To motivate myself here, I picked up better quality shower gels and lotions from Bath and Body Works. (PSA: Their semi-annual sale is amazing, and I get a year's worth of stuff for like $30.) For whatever reason, this helps me find joy in something that's unfortunately a chore for many people with chronic pain. Maybe it's because I like everything around me to smell wonderfully all the time? It would explain my candle obsession...
3. Clothes I actually like
On days when I'm not obligated to be a real person, it's easy for me to put on something purely with comfort in mind. And I really enjoy and need that some days, but I've also found it can keep me stuck in a rut. There's something empowering and energizing about simply wearing clothes I look nice in, blow-drying my hair and putting on makeup. (That last one is the absolute hardest, and I'm still not sure why.)

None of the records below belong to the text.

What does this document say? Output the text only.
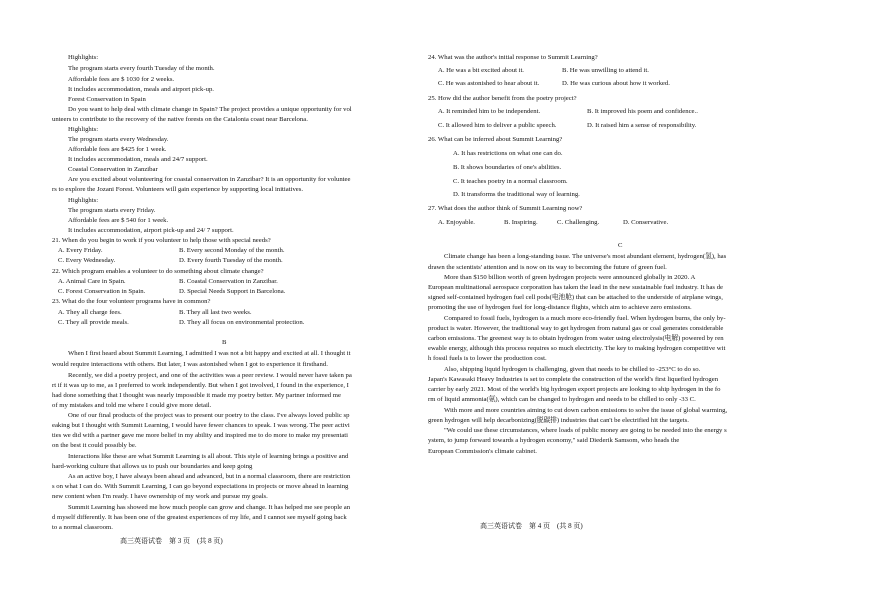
Highlights:
The program starts every fourth Tuesday of the month.
Affordable fees are $ 1030 for 2 weeks.
It includes accommodation, meals and airport pick-up.
Forest Conservation in Spain
Do you want to help deal with climate change in Spain? The project provides a unique opportunity for vol
unteers to contribute to the recovery of the native forests on the Catalonia coast near Barcelona.
Highlights:
The program starts every Wednesday.
Affordable fees are $425 for 1 week.
It includes accommodation, meals and 24/7 support.
Coastal Conservation in Zanzibar
Are you excited about volunteering for coastal conservation in Zanzibar? It is an opportunity for voluntee
rs to explore the Jozani Forest. Volunteers will gain experience by supporting local initiatives.
Highlights:
The program starts every Friday.
Affordable fees are $ 540 for 1 week.
It includes accommodation, airport pick-up and 24/ 7 support.
21. When do you begin to work if you volunteer to help those with special needs?
22. Which program enables a volunteer to do something about climate change?
23. What do the four volunteer programs have in common?
When I first heard about Summit Learning, I admitted I was not a bit happy and excited at all. I thought it
would require interactions with others. But later, I was astonished when I got to experience it firsthand.
Recently, we did a poetry project, and one of the activities was a peer review. I would never have taken pa
rt if it was up to me, as I preferred to work independently. But when I got involved, I found in the experience, I
had done something that I thought was nearly impossible it made my poetry better. My partner informed me
of my mistakes and told me where I could give more detail.
One of our final products of the project was to present our poetry to the class. I've always loved public sp
eaking but I thought with Summit Learning, I would have fewer chances to speak. I was wrong. The peer activi
ties we did with a partner gave me more belief in my ability and inspired me to do more to make my presentati
on the best it could possibly be.
Interactions like these are what Summit Learning is all about. This style of learning brings a positive and
hard-working culture that allows us to push our boundaries and keep going
As an active boy, I have always been ahead and advanced, but in a normal classroom, there are restriction
s on what I can do. With Summit Learning, I can go beyond expectations in projects or move ahead in learning
new content when I'm ready. I have ownership of my work and pursue my goals.
Summit Learning has showed me how much people can grow and change. It has helped me see people an
d myself differently. It has been one of the greatest experiences of my life, and I cannot see myself going back
to a normal classroom.
A. Every Friday.	B. Every second Monday of the month.
C. Every Wednesday.	D. Every fourth Tuesday of the month.
A. Animal Care in Spain.	B. Coastal Conservation in Zanzibar.
C. Forest Conservation in Spain.	D. Special Needs Support in Barcelona.
A. They all charge fees.	B. They all last two weeks.
C. They all provide meals.	D. They all focus on environmental protection.
B
24. What was the author's initial response to Summit Learning?
A. He was a bit excited about it.	B. He was unwilling to attend it.
C. He was astonished to hear about it.	D. He was curious about how it worked.
25. How did the author benefit from the poetry project?
A. It reminded him to be independent.	B. It improved his poem and confidence..
C. It allowed him to deliver a public speech.	D. It raised him a sense of responsibility.
26. What can be inferred about Summit Learning?
A. It has restrictions on what one can do.
B. It shows boundaries of one's abilities.
C. It teaches poetry in a normal classroom.
D. It transforms the traditional way of learning.
27. What does the author think of Summit Learning now?
A. Enjoyable.	B. Inspiring.	C. Challenging.	D. Conservative.
C
Climate change has been a long-standing issue. The universe's most abundant element, hydrogen(氢), has
drawn the scientists' attention and is now on its way to becoming the future of green fuel.
More than $150 billion worth of green hydrogen projects were announced globally in 2020. A
European multinational aerospace corporation has taken the lead in the new sustainable fuel industry. It has de
signed self-contained hydrogen fuel cell pods(电池舱) that can be attached to the underside of airplane wings,
promoting the use of hydrogen fuel for long-distance flights, which aim to achieve zero emissions.
Compared to fossil fuels, hydrogen is a much more eco-friendly fuel. When hydrogen burns, the only by-
product is water. However, the traditional way to get hydrogen from natural gas or coal generates considerable
carbon emissions. The greenest way is to obtain hydrogen from water using electrolysis(电解) powered by ren
ewable energy, although this process requires so much electricity. The key to making hydrogen competitive wit
h fossil fuels is to lower the production cost.
Also, shipping liquid hydrogen is challenging, given that needs to be chilled to -253°C to do so.
Japan's Kawasaki Heavy Industries is set to complete the construction of the world's first liquefied hydrogen
carrier by early 2021. Most of the world's big hydrogen export projects are looking to ship hydrogen in the fo
rm of liquid ammonia(氨), which can be changed to hydrogen and needs to be chilled to only -33 C.
With more and more countries aiming to cut down carbon emissions to solve the issue of global warming,
green hydrogen will help decarbonizing(脱碳排) industries that can't be electrified hit the targets.
"We could use these circumstances, where loads of public money are going to be needed into the energy s
ystem, to jump forward towards a hydrogen economy," said Diederik Samsom, who heads the
European Commission's climate cabinet.
高三英语试卷　第 3 页　(共 8 页)
高三英语试卷　第 4 页　(共 8 页)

For a while, I didn't really understand how someone could find joy in clothing. I wore things I liked, but I always played it safe. Lately, I've challenged myself to wear things that are a little bolder and little less mainstream because that's how I've always wanted to dress. (If you know who Noel Fielding is, he's been my inspiration to break out of my comfort zone.) And I end up being proud of myself and finding joy in something that's hard to do when you're fighting pain and fatigue.
I also get literally 90 percent of my clothes from thrift shops, which is a joy on its own for me.
You may not find joy in the same things I do. It might not even be "things" for you and might be experiences or people or feelings or something else. But whatever it is, I encourage you to find ways to weave them into your daily routine. It makes self-care a lot less daunting and much more natural.